Further provisions in the LURA have now come into force. We have taken a look at what these provisions are and what they mean, particularly in the context of planning enforcement issues.
Enforcement warning notices
Section 117 of the LURA (which came into force on 25 April 2024) inserts a new section (s.172ZA) into the Town and Country Planning Act 1990. This creates a new power for local planning authorities in England to issue an enforcement warning notice.
Enforcement warning notices can be utilised where it appears to the local planning authority that there is a breach of planning control, that has the reasonable prospect of being acceptable in planning terms. The enforcement warning notice will request the submission of a retrospective planning application within a specified period. If this is not done, the local planning authority can take further enforcement action.

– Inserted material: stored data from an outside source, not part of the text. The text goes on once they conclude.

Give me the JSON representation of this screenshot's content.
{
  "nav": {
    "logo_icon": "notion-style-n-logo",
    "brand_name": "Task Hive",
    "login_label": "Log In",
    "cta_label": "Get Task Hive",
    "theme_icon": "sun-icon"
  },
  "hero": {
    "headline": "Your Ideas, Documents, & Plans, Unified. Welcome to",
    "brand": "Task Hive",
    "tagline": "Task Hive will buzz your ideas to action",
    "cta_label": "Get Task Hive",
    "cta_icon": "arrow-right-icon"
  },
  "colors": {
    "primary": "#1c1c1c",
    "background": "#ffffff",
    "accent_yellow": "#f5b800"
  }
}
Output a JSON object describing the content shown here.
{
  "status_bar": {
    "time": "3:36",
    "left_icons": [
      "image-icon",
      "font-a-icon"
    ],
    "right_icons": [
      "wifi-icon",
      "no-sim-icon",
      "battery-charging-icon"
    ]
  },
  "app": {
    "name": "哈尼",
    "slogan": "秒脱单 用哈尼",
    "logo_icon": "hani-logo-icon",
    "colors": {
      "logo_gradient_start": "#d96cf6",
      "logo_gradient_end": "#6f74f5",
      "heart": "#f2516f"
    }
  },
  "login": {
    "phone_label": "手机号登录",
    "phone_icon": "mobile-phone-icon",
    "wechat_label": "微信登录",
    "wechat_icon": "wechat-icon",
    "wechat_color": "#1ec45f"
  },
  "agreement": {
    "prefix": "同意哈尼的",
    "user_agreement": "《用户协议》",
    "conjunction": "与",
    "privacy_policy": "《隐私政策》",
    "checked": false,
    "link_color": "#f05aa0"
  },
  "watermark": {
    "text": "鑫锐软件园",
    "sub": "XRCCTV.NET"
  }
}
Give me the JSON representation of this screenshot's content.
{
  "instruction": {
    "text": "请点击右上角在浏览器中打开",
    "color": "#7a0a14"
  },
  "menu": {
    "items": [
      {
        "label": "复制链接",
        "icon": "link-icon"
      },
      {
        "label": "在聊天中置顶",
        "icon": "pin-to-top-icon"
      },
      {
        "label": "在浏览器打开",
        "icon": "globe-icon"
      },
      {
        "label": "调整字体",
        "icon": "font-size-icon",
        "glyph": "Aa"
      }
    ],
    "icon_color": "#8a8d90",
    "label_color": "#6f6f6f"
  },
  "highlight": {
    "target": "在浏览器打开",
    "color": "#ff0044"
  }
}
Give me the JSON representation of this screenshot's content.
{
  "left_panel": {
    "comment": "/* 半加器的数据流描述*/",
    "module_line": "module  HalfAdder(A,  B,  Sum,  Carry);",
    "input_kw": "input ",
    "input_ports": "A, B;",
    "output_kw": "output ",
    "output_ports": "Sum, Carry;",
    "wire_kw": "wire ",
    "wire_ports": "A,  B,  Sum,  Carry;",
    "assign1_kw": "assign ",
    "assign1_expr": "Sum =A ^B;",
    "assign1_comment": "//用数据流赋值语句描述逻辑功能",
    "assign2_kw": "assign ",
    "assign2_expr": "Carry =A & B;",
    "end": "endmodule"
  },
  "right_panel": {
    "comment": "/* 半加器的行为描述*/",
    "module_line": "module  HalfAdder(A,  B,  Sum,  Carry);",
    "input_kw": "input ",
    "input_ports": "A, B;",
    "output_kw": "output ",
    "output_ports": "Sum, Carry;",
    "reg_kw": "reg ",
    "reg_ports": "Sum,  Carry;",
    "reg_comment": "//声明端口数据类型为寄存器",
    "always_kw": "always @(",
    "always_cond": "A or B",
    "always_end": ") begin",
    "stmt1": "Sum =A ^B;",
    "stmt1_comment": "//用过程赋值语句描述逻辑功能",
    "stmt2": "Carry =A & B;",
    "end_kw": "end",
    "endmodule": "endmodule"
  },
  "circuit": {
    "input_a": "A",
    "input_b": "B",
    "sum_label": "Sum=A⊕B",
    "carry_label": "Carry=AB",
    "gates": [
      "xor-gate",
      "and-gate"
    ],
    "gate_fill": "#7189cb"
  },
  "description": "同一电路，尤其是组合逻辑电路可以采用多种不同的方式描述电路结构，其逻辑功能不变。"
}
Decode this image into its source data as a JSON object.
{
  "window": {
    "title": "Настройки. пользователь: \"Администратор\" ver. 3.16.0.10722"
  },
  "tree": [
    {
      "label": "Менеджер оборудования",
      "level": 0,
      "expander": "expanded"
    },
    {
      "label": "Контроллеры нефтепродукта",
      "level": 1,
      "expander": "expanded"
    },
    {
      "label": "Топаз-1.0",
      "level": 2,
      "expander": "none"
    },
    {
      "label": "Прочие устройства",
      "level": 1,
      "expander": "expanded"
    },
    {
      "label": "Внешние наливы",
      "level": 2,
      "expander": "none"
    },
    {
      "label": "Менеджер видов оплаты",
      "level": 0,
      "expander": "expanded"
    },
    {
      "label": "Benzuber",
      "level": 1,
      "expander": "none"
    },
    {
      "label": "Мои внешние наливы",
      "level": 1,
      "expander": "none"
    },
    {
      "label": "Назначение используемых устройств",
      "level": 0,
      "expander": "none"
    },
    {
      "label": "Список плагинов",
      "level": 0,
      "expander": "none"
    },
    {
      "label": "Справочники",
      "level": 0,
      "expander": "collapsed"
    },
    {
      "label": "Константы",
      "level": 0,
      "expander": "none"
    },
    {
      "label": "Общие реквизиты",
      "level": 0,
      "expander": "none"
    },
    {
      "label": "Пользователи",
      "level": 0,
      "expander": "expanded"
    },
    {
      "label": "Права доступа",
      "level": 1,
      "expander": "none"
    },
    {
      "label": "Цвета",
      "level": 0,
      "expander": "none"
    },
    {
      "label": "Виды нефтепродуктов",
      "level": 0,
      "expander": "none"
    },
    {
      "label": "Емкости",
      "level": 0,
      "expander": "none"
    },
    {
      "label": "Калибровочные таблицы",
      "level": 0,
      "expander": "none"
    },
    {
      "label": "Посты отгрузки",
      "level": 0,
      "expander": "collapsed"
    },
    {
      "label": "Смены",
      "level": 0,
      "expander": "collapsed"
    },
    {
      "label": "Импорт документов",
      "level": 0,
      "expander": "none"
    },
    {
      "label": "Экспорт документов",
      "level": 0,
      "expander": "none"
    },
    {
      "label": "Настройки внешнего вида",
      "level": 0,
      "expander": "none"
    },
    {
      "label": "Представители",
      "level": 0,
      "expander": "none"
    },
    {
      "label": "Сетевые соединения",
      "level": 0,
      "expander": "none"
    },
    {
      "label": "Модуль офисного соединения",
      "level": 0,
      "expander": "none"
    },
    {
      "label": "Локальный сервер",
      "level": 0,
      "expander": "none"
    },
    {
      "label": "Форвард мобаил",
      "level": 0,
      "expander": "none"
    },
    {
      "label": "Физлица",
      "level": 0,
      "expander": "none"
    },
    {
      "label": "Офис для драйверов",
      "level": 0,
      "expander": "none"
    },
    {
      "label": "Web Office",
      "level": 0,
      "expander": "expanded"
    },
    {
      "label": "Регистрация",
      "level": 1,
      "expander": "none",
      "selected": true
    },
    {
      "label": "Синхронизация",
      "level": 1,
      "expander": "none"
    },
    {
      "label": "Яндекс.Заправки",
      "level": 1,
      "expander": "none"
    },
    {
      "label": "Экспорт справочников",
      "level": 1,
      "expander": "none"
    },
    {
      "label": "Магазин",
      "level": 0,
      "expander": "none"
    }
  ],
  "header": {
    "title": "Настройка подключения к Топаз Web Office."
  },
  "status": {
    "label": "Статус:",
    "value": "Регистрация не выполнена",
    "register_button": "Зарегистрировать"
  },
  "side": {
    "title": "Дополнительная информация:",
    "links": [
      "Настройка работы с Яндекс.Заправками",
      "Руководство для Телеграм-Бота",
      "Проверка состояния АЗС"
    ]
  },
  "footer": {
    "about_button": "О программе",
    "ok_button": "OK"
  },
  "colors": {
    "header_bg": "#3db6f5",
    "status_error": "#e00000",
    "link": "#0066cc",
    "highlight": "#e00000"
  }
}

Extension of the four-year rule
Section 115 of the LURA (which also came into force on 25 April 2024) makes amendments to section 171B(1) and 171B(2) of the Town and Country Planning Act 1990. These amendments extend the time in which local planning authorities can take enforcement action against unauthorised developments in England to ten years (from the previous four year time limit). It should be noted that the time limits in Wales are not altered.
Temporary Stop Notices
Section 103 of LURA came into force on 25 April 2024. This amends the Planning (Listed Buildings and Conservation Areas) Act 1990 by inserting a new section 44AA, which enables local planning authorities to issue temporary stop notices for up to 56 days if it suspects unauthorised works have been carried out to a listed building. The temporary stop notice will cease to have effect at the end of the 56 day period (or such shorter period if specified in the notice).
Undue delay in enforcement notice and lawful development certificate appeals
Section 119 of the LURA came into force on 25 April 2024 (subject to transitional provisions). This section of the LURA amends sections 176 and 195 of the Town and Country Planning Act 1990 to allow the Secretary of State to dismiss an appeal (in England) in relation to an (1) enforcement notice or (2) an application for a lawful development certificate if the appellant is causing undue delay to the appeal process.
If the Secretary of State wishes to dismiss an appeal in these circumstances, they must issue a notice explaining that the appeal may be dismissed if the appellant does not take steps set out in the notice to expedite the appeal within a required time frame. If the appellant fails to tale these steps, the Secretary of State is able to dismiss the appeal accordingly.
Increasing maximum fines for breach of condition notices and failing to comply with section 2015 notices related to maintenance of land
Section 120 of the LURA (which came into force on 25 April 2024, subject to transitional provisions), amends sections 187A and 216 of the Town and Country Planning Act 1990. These amendments increase the maximum level of fines that are available for breaching condition notices and failing to comply with section 215 notices (notices served by the local planning authority requiring steps to be undertaken to remedy the condition of land if the amenity of an area, or adjoining area, is adversely affected by the condition of land).
Work has been undertaken by the Government since December to bring a number of provisions in the LURA into force, implementing some of the reforms they promised to level up the UK. Given the proximity of the general election, we will need to wait and see what a new government will do in terms of implementing levelling up and further planning reforms, and if, and how quickly, the remaining provisions will be brought forward.